The functions pastem
corresponds to string interpolations similarly to Stata and Julia.
name <- "Bob"
height <- 72
units <- "inches"
weight <- 230
pastem("My record indicates your height is $height $(units).")
#> [1] "My record indicates your height is 72 inches"
pastem("Your body mass index is $(round(703*weight/height^2,1))")
#> [1] "Your body mass index is 31.2"
a <- "ght"
pastem("My record indicates you are $(hei$a) inches tall")
#> [1] "My record indicates you are 72 inches tall"
The option pattern allows to use a different pattern.
pastem("My record indicates you are #height inches tall", pattern = "#")
#> [1] "My record indicates you are 72 inches tall"
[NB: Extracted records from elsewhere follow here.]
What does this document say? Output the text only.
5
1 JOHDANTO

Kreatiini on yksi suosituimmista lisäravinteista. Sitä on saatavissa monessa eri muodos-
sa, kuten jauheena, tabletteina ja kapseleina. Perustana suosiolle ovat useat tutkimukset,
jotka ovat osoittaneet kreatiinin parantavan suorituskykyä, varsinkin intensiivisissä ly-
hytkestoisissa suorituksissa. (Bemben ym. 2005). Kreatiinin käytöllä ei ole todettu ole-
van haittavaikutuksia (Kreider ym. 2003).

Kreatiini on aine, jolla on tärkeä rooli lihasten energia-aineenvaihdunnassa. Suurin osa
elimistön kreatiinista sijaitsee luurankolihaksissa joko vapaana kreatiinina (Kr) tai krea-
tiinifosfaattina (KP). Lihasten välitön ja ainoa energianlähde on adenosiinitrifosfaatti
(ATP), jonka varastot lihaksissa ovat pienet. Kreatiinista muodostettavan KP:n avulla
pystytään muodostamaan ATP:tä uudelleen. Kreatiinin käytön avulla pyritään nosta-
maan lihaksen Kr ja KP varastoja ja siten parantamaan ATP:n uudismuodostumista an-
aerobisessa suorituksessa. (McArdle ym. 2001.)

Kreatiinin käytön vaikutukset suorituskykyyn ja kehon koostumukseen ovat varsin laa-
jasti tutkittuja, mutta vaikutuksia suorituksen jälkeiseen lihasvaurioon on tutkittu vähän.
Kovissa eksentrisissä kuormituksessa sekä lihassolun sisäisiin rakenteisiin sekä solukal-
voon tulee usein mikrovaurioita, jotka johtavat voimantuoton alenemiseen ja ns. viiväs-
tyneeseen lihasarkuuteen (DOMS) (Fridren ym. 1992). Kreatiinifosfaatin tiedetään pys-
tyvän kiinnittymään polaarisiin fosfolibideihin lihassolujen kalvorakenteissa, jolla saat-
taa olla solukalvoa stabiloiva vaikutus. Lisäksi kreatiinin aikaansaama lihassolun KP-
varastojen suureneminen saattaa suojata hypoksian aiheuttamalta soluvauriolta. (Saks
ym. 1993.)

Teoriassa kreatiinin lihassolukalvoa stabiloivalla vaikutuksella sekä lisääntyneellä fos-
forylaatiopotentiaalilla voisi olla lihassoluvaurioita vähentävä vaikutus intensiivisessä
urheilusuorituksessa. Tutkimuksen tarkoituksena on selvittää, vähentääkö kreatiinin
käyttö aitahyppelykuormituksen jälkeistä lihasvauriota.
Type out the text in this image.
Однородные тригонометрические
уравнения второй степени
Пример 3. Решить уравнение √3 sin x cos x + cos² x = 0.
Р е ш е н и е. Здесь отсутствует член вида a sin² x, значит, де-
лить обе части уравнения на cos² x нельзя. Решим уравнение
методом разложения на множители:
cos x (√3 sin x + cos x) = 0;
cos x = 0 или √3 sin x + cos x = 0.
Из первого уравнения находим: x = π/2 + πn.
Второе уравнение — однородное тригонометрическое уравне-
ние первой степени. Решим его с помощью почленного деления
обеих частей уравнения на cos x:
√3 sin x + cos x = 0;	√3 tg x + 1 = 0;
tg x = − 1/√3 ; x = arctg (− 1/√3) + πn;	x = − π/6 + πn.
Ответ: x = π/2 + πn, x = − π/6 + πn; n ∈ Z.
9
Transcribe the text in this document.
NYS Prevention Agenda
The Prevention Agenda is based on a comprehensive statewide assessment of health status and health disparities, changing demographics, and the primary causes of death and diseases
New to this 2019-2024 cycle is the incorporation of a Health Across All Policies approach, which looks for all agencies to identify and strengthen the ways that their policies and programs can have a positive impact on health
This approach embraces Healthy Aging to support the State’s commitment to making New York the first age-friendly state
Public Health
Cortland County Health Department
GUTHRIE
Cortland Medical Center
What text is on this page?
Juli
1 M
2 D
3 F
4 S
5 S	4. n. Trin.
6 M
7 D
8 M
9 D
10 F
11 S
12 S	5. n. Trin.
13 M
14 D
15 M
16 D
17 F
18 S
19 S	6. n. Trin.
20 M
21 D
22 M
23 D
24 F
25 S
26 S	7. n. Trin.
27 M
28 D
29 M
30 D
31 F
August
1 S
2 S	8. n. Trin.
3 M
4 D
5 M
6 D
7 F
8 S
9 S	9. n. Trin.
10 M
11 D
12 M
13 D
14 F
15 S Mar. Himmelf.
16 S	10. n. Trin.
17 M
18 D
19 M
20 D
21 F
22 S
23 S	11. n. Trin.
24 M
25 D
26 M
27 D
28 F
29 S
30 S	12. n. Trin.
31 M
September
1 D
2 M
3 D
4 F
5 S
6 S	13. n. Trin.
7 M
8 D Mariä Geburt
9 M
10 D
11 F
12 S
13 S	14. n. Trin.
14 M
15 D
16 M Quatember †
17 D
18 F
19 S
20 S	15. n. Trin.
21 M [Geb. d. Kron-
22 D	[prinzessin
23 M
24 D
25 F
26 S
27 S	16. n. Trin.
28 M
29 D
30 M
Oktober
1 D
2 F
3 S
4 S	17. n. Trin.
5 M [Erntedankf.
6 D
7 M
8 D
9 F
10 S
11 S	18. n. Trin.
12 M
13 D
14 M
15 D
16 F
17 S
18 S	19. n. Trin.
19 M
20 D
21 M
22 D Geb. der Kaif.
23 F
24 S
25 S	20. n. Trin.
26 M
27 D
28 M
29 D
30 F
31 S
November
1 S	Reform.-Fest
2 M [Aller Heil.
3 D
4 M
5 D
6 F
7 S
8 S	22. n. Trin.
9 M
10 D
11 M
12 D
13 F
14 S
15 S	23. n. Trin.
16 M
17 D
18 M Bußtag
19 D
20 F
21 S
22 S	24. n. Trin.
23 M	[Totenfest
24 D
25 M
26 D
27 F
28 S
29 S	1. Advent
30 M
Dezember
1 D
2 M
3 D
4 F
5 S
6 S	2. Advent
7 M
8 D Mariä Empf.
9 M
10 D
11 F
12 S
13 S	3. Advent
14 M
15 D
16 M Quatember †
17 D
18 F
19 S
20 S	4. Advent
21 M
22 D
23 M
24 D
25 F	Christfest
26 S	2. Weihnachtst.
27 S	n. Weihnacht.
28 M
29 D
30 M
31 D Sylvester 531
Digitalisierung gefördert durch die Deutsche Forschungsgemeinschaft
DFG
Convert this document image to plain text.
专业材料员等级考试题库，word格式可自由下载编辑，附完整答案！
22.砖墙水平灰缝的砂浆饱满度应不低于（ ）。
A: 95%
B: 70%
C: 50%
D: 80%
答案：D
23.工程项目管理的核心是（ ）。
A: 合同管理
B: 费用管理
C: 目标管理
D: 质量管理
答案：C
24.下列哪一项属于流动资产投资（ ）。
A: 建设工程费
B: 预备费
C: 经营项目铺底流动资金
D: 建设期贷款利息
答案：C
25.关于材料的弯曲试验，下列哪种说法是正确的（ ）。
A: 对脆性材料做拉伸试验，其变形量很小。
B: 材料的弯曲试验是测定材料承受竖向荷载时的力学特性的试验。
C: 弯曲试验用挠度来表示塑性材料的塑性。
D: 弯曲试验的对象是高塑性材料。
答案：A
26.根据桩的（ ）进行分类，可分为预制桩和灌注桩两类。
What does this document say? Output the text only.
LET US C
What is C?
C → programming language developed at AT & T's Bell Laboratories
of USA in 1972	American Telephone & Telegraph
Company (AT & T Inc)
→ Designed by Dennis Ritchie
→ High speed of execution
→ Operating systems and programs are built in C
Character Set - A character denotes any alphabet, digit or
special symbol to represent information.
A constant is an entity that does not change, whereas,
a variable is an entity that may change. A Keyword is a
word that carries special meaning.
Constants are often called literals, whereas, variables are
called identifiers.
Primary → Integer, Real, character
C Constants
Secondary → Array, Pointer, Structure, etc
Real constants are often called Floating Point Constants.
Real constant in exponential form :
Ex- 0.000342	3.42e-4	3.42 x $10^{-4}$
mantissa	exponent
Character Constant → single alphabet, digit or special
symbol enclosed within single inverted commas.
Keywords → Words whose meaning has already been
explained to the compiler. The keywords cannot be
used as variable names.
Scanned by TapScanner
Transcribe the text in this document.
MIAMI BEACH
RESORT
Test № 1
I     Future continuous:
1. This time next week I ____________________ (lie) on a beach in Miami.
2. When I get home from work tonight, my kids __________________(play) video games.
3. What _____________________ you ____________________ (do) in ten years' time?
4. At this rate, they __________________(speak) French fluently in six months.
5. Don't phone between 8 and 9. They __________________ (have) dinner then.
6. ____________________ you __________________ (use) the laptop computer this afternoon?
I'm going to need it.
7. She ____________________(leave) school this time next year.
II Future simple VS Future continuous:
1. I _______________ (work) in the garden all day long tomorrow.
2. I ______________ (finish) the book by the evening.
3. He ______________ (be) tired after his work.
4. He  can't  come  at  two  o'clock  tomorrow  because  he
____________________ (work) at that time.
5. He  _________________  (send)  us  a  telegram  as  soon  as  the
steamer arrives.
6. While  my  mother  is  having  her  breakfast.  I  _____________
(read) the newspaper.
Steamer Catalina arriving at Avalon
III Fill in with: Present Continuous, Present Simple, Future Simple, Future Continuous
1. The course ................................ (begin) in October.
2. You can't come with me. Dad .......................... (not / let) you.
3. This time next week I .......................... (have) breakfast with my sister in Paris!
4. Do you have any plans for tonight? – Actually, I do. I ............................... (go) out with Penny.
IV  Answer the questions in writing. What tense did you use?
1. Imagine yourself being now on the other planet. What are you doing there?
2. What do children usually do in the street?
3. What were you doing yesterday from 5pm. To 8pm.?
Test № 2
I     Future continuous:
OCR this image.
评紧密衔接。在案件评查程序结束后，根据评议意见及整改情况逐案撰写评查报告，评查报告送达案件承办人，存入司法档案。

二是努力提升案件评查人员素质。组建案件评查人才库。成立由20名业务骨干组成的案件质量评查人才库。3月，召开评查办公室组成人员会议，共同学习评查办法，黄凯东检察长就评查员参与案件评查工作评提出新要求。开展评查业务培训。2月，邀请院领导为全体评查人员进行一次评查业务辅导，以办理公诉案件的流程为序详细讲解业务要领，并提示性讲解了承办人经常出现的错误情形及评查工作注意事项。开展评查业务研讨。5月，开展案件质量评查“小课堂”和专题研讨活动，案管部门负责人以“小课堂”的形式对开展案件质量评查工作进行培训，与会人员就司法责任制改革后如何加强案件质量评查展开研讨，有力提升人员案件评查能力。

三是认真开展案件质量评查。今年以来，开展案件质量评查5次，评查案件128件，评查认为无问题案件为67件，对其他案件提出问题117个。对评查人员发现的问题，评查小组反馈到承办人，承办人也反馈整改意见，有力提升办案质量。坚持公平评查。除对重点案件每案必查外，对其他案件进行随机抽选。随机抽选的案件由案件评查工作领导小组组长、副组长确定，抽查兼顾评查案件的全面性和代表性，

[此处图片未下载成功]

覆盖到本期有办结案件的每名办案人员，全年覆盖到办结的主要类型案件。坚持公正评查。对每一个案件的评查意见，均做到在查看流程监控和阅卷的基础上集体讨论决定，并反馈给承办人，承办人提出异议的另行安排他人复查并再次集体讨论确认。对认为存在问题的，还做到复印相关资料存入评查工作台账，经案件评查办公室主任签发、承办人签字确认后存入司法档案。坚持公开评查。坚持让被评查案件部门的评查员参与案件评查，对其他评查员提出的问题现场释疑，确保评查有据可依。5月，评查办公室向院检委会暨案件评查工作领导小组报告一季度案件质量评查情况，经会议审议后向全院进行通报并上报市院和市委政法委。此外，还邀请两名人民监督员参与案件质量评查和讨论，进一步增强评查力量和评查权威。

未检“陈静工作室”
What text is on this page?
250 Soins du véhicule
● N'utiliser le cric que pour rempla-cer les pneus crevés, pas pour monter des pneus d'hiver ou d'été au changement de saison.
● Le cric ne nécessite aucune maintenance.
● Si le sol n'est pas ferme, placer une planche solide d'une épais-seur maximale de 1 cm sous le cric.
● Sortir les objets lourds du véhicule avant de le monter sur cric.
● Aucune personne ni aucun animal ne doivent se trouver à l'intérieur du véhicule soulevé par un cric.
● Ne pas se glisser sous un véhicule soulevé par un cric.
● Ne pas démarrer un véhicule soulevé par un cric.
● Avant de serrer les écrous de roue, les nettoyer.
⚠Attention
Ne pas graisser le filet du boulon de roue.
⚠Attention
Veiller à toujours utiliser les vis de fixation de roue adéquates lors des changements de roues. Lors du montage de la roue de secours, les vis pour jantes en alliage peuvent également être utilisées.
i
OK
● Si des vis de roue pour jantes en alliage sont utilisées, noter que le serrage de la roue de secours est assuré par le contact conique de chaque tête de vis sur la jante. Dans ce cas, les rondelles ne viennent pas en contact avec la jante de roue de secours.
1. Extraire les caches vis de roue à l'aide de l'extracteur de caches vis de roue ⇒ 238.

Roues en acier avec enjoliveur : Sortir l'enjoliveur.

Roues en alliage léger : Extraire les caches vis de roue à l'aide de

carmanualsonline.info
If you choose a common pattern, the option parenthesis.only = TRUE
allows to replace only expressions enclosed in parenthesis. Note that only the first dot is replaced in the following string:
pastem("You are .(height) inches tall.This is below average", pattern = ".", parenthesis.only = TRUE)
#> [1] "You are 72 inches tall.This is below average."
The function quotem
implements expression interpolations. The function evalm
is a wrapper for eval(quotem())
: it corresponds to Julia @eval
and to Stata natural macros (although restricted to name substitutions).
library(statar)
library(data.table)
N <- 100
DT <- data.table(
id = sample(5, N, TRUE),
v1 = sample(5, N, TRUE),
v2 = sample(1e6, N, TRUE)
)
newvar <- "temp"
myvar <- "v1"
byvar <- c("id", "v1")
quotem(DT[, list("$newvar" = mean(.myvar)), by = `$byvar`])
evalm(DT[, list("$newvar" = mean(.myvar)), by = `$byvar`])
#> id v1 temp
#> 1: 2 4 4
#> 2: 5 5 5
#> 3: 4 5 5
#> 4: 1 3 3
#> 5: 5 2 2
#> 6: 3 4 4
#> 7: 3 5 5
#> 8: 3 1 1
Note that names starting with the pattern $
must be enclosed in backquotes to be considered valid names in R.